Rick Turner is the global market head of Wheat and Oilseeds for Bayer CropScience. Like other technology providers, Bayer’s research begins in the lab and in the greenhouse and continues on into field trials. Once a seed is ready for field trials, it’s already undergone years of testing as well as the permitting or notification process.
“We do all of the initial work in the greenhouses, and then we reach the point of proof of concept and we have to move to the field,” Turner said. “The things that go into the field already have achieved a basic level of proof of concept. They’ve pretty well demonstrated their worth before they go into the field, but the field just gives us a lot more variables.”
Companies like Bayer follow the guidelines set forth by USDA and add their own standards above and beyond the USDA standards.
“In no cases are there less than USDA standards, but in some cases we may add incremental stewardship initiatives,” Turner said. “We might add more isolation than is required, maybe more monitoring.”
Finding a site suitable for a field test is critical, Turner said. Researchers look at the agronomic characteristics of the field—is there irrigation, adequate fertility, etc.—and then evaluate the security and accessibility or isolation of the field. Working with preferred vendors and cooperators helps because they are familiar with the regulatory processes involved. From documenting chain of custody of materials to following field protocols, there are a lot of people involved in the field trial process.

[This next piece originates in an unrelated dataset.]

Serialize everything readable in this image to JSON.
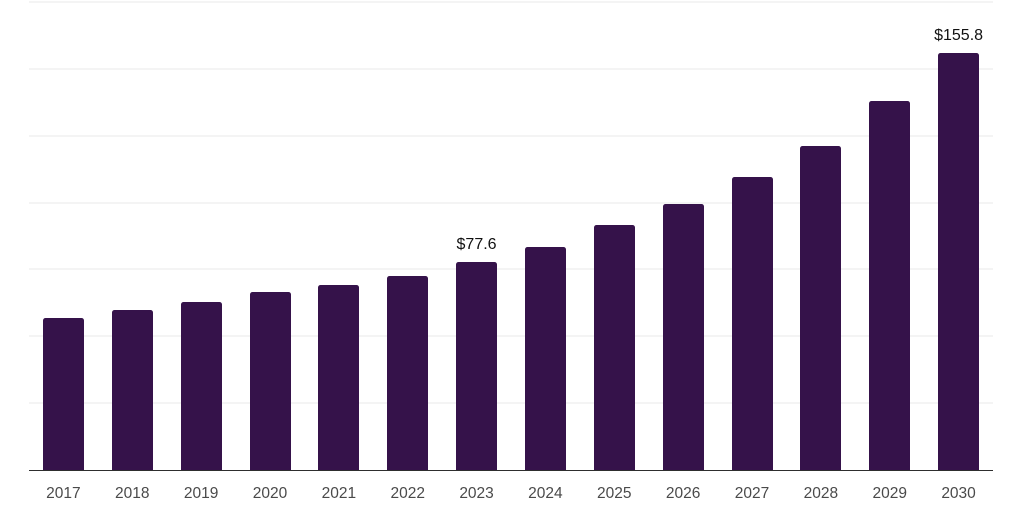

Dialogue among trait providers, researchers, and regulatory agencies is key to ensuring that field trials are conducted safely and efficiently Turner said. And, when incidents may occur, there will be reviews of the measures in place to see if there can be improvements. Working with industry organizations like BIO helps all trait providers follow good stewardship practices too.
Education is another key factor in the field trial process, Turner said. When researchers can get involved in communities and schools and show scientific principles have a place in agriculture that helps create a holistic view of stewardship of traits and research.
“We have a need for research and science and it’s an important topic in the ag community and outside of it as well,” Turner said. “Science is an important part of any technology moving forward, whether that’s air emissions or crop production. It takes science to drive those forward. And that’s really important for the public in general to understand.” Innovations come through scientific experimentation and finding the things that work and don’t work, he added.
Agriculture is the one bright spot in the U.S. economy and science has put forth innovations that help farmers keep it there. “As a critical step in ag innovation, field trials are essential for ensuring American farmers have access to the best agronomic tools—such as crops that resist pests and survive better in a drought,” Massey said.
Jennifer M. Latzke can be reached by phone at 620-227-1807 or by email at firstname.lastname@example.org.
According to the Biotech Industry Organization:
In the United States, 86 percent of all corn planted is biotech varieties; 93 percent of all soybeans are biotech; and 93 percent of all cotton is biotech.
In 2010, biotech crop area globally reached 366 million acres. In the U.S. that year, more than 165 million acres of biotech crops were planted.
Today 15.4 million farmers in 29 countries use agricultural biotechnology and 90 percent, or 14.4 million of these are resource-poor farmers in developing countries.
From 1996 to 2008, biotech crops helped reduce pesticide spraying by 352 million kilograms, a decrease of 8.4 percent.
Since 1996, the introduction of biotechnology traits has added 74 million tonnes of soybeans and 79.7 million tonnes of corn to the world supply. U.S. corn yields increased 36 percent; soybean yields increased 12 percent; and cotton yields increased 31 percent since 1995, due in part to biotechnology.